⒊再者,證人乙○○於本院審理時結證稱:案發當日,伊一共
打掃第三○五號房二次,第一次是在早上,第二次在下午四時許,在伊打掃房間時,若發現房客有帶走房間內之物品,會打內線電話報告組長,櫃檯人員會將此輸入電腦,整房日報表上也會註明,櫃檯人員不可能會漏載,但伊於書寫整房日報表時,有時會忘記填寫等語(見本院卷第一○八至一一○、一一三頁)。而觀諸被害人所提出之九十五年八月四日,由證人乙○○等清潔人員手寫之早班整房日報表遺失欄上,固有記載第三○五號房在第二次打掃時,遺失床頭櫃等情,惟於同日之電腦列印資料營業日報明細表上,關於被告消費之部分,並未記載有床頭櫃被竊或遺失之紀錄;然於同日凌晨零時五十四分許,至同日一時三十五分止,在第二○二號房消費之房客將大小毛巾帶走之事,則明確記載於營業日報明細表上等情,有整房日報表及營業日報明細表各一份存卷可查(見本院卷第三六、三七、八九頁)。是由櫃檯人員輸入資料之營業日報明細表之記載,既較由證人乙○○等清潔人員登載之整房日報表為正確,又無漏載之可能,則被告於九十五年八月四日退房後,如確有立即發現床頭櫃遭竊之事,則在該日營業日報明細表上,就此應當有所記載;況既連大小毛巾遭房客帶走之事,櫃檯人員都會記載在營業日報明細表上,則價值高出大小毛巾甚多之床頭矮櫃,若有失竊之情,應無遺漏之可能。是由上開營業日報明細表並未記載第三○五號房於被告退房後有遺失床頭矮櫃之事,益證證人乙○○、己○○證述於被告自風緻汽車旅館第三○五號房退房後,發現第三○五號房之床頭矮櫃遭竊等情,實堪置疑。⒋綜上,證人己○○、乙○○之證述,既有前揭有疑之處,即不得作為被告有罪之適合證明。
㈢風緻汽車旅館第三○五號房,在被告入住前,係由證人甲○
○於九十五年八月四日凌晨三時二十五分許入住消費,至同日上午七時二十七分許退房等情,有歷史住房旅客表一份附卷可憑(見本院卷第四三頁)。而證人甲○○於本院審理時證述:伊曾至風緻汽車旅館消費過四、五次,但日期不記得了,每次都住不同房間,而不同的房間就有不同的房型及擺設,伊並未注意床頭矮櫃是否都是同一樣式,但每個房間都有床頭矮櫃,不曾有面紙盒、遙控器、煙灰缸等放在地上之情形,印象中亦曾看過卷附照片(即被害人指稱失竊之床頭矮櫃)所示之床頭矮櫃等語(見本院卷第一一五、一一六頁);另證人乙○○於本院審理時亦證稱:被告入住第三○五號房當日,伊第一次去打掃第三○五號房時,床頭矮櫃還在房內,平常只有待打掃的房間鐵門會打開,打掃完畢,伊就會將鐵門關上,所以床頭櫃矮不可能會讓其他房客偷走等語(見本院卷第一一四頁),足證被告在九十五年八月四日入住第三○五號房時,床頭矮櫃應仍在房內;況依前所述,第三○五號房床頭櫃失竊之日期,既可能係在九十五年八月七日,則被告在同年月四日使用該房間時,該房間之床頭矮櫃應尚未失竊。是被告上開辯解,尚不足採,然縱係如此,揆諸前揭判例意旨,亦無從為不利於被告之認定。
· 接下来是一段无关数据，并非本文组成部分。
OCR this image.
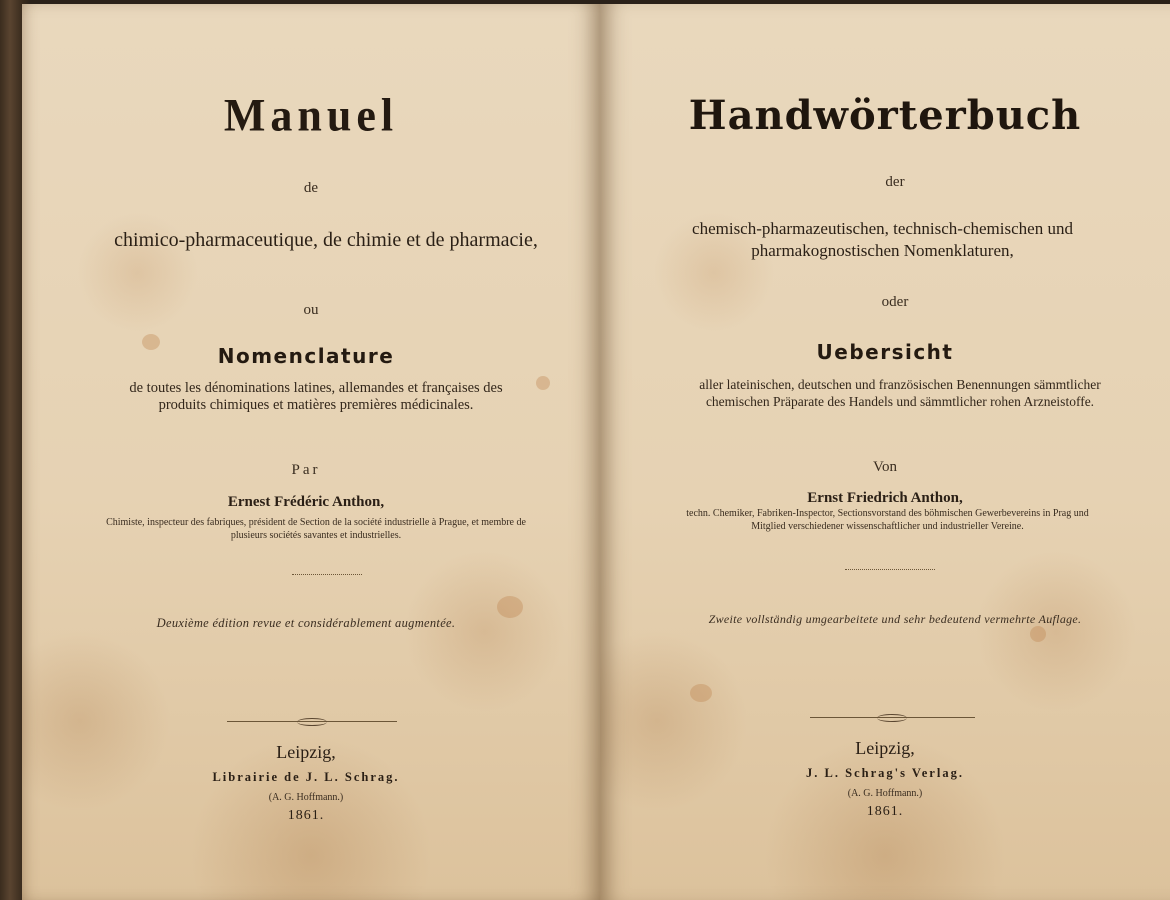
Manuel

de

chimico-pharmaceutique, de chimie et de pharmacie,

ou

Nomenclature

de toutes les dénominations latines, allemandes et françaises des produits chimiques et matières premières médicinales.

Par

Ernest Frédéric Anthon,

Chimiste, inspecteur des fabriques, président de Section de la société industrielle à Prague, et membre de plusieurs sociétés savantes et industrielles.

Deuxième édition revue et considérablement augmentée.

Leipzig,

Librairie de J. L. Schrag.

(A. G. Hoffmann.)

1861.

Handwörterbuch

der

chemisch-pharmazeutischen, technisch-chemischen und pharmakognostischen Nomenklaturen,

oder

Uebersicht

aller lateinischen, deutschen und französischen Benennungen sämmtlicher chemischen Präparate des Handels und sämmtlicher rohen Arzneistoffe.

Von

Ernst Friedrich Anthon,

techn. Chemiker, Fabriken-Inspector, Sectionsvorstand des böhmischen Gewerbevereins in Prag und Mitglied verschiedener wissenschaftlicher und industrieller Vereine.

Zweite vollständig umgearbeitete und sehr bedeutend vermehrte Auflage.

Leipzig,

J. L. Schrag's Verlag.

(A. G. Hoffmann.)

1861.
㈣證人即 鄭予珊 雖於警詢及偵查中均證述:被告於九十五年八
月二日下午四時四十一分許退房時,僅將駕駛座旁之車窗搖下一個小縫隙,只能將房間磁卡、鑰匙遞出來,伊無法清楚看清車內狀況,被告離開時,亦很匆促,伊以為被告有急事等語(見警卷證人鄭予珊九十五年八月七日警詢筆錄、偵卷第一五頁)。惟查,被告於本院準備程序時,已供述:伊於當日係與一位不知名之友人一同至風緻汽車旅館等語(見本院卷第一六頁);另於本院審理時亦供稱:伊至汽車旅館並非光明正大之事,加上職業之關係,也不希望被別人看到,所以伊確實僅將車窗打開一個縫隙,將鑰匙遞出去,而且伊每次到風緻汽車旅館消費,均係如此,並非當日才這樣等語(見本院卷第一二一頁)。而審之被告係任職教師,且係有配偶之人等情,有被告警詢筆錄受詢問人基本資料之記載及個人基本資料查詢結果一份附卷可稽(見警卷被告九十五年八月七日警詢筆錄、本院卷第七頁),則被告為人師表,又於婚姻關係存續中,與不知名(或不願供出姓名)之友人一同至汽車旅館住宿消費,為求隱密,於離開風緻汽車旅館時,僅將車窗打開一點縫隙遞出鑰匙後,即匆忙離去等情,尚合情理,自難僅以被告上開舉措,遽認其係行竊心虛之表現。是證人鄭予珊上述證言,亦不足以作為被告有竊盜本件床頭矮櫃之積極證明。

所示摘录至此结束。